The radical move to push Russia out of the world financial system is effectively a fast-paced decoupling of the world’s 11th biggest economy from the US/EU/Japan economic sphere. It points towards Russia and China creating their own arrangements outside the “global institutions” like the World Trade Organization, World Bank, etc. All nations are increasingly being asked to “take a side” in a conflict which is described as being between “democracy and autocracy” but is really a clash between imperialist interests like the clash between Britain and Germany before World War I.

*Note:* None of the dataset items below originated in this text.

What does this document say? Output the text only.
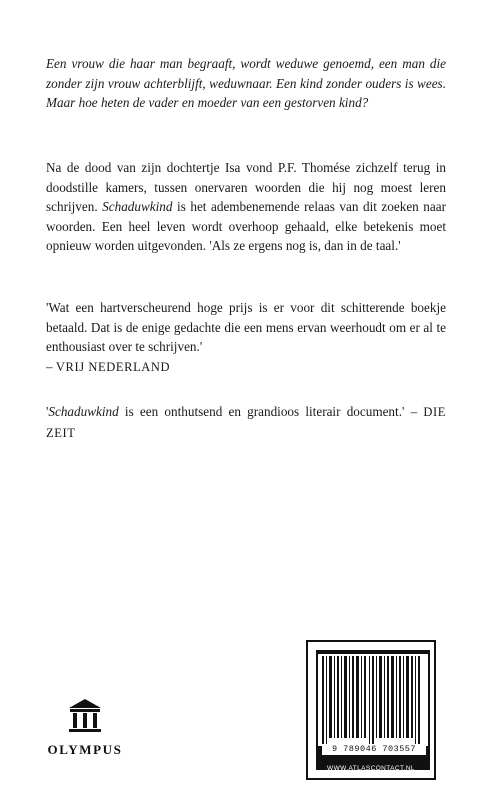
Een vrouw die haar man begraaft, wordt weduwe genoemd, een man die zonder zijn vrouw achterblijft, weduwnaar. Een kind zonder ouders is wees. Maar hoe heten de vader en moeder van een gestorven kind?

Na de dood van zijn dochtertje Isa vond P.F. Thomése zichzelf terug in doodstille kamers, tussen onervaren woorden die hij nog moest leren schrijven. Schaduwkind is het adembenemende relaas van dit zoeken naar woorden. Een heel leven wordt overhoop gehaald, elke betekenis moet opnieuw worden uitgevonden. 'Als ze ergens nog is, dan in de taal.'

'Wat een hartverscheurend hoge prijs is er voor dit schitterende boekje betaald. Dat is de enige gedachte die een mens ervan weerhoudt om er al te enthousiast over te schrijven.'

– VRIJ NEDERLAND

'Schaduwkind is een onthutsend en grandioos literair document.' – DIE ZEIT

OLYMPUS	9 789046 703557
WWW.ATLASCONTACT.NL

This is truly the end of globalization as we have known it for the past 30 years. Of course, it doesn’t mean the end of trade or an international division of labor. But it points to a serious reorganization where the national economy plays a far bigger role than before.

The Future

Some may welcome the decline of globalization which certainly was linked to a ruthless corporate agenda that rode roughshod over the rights of workers, indigenous people, and contributed massively to climate change, all in the name of creating an ever more “free” market. However, what will replace it will be even worse as long as capitalism exists. We now see the reassertion of reactionary nationalism, military buildup and growing inflation. As a result of the war in Ukraine and climate disasters, the world now faces the biggest food crisis since World War II.

Instead of “deglobalization” or a return to neoliberal globalization, we need an international working-class alternative that points to achieving the promise of a world economy based on a rational democratic plan.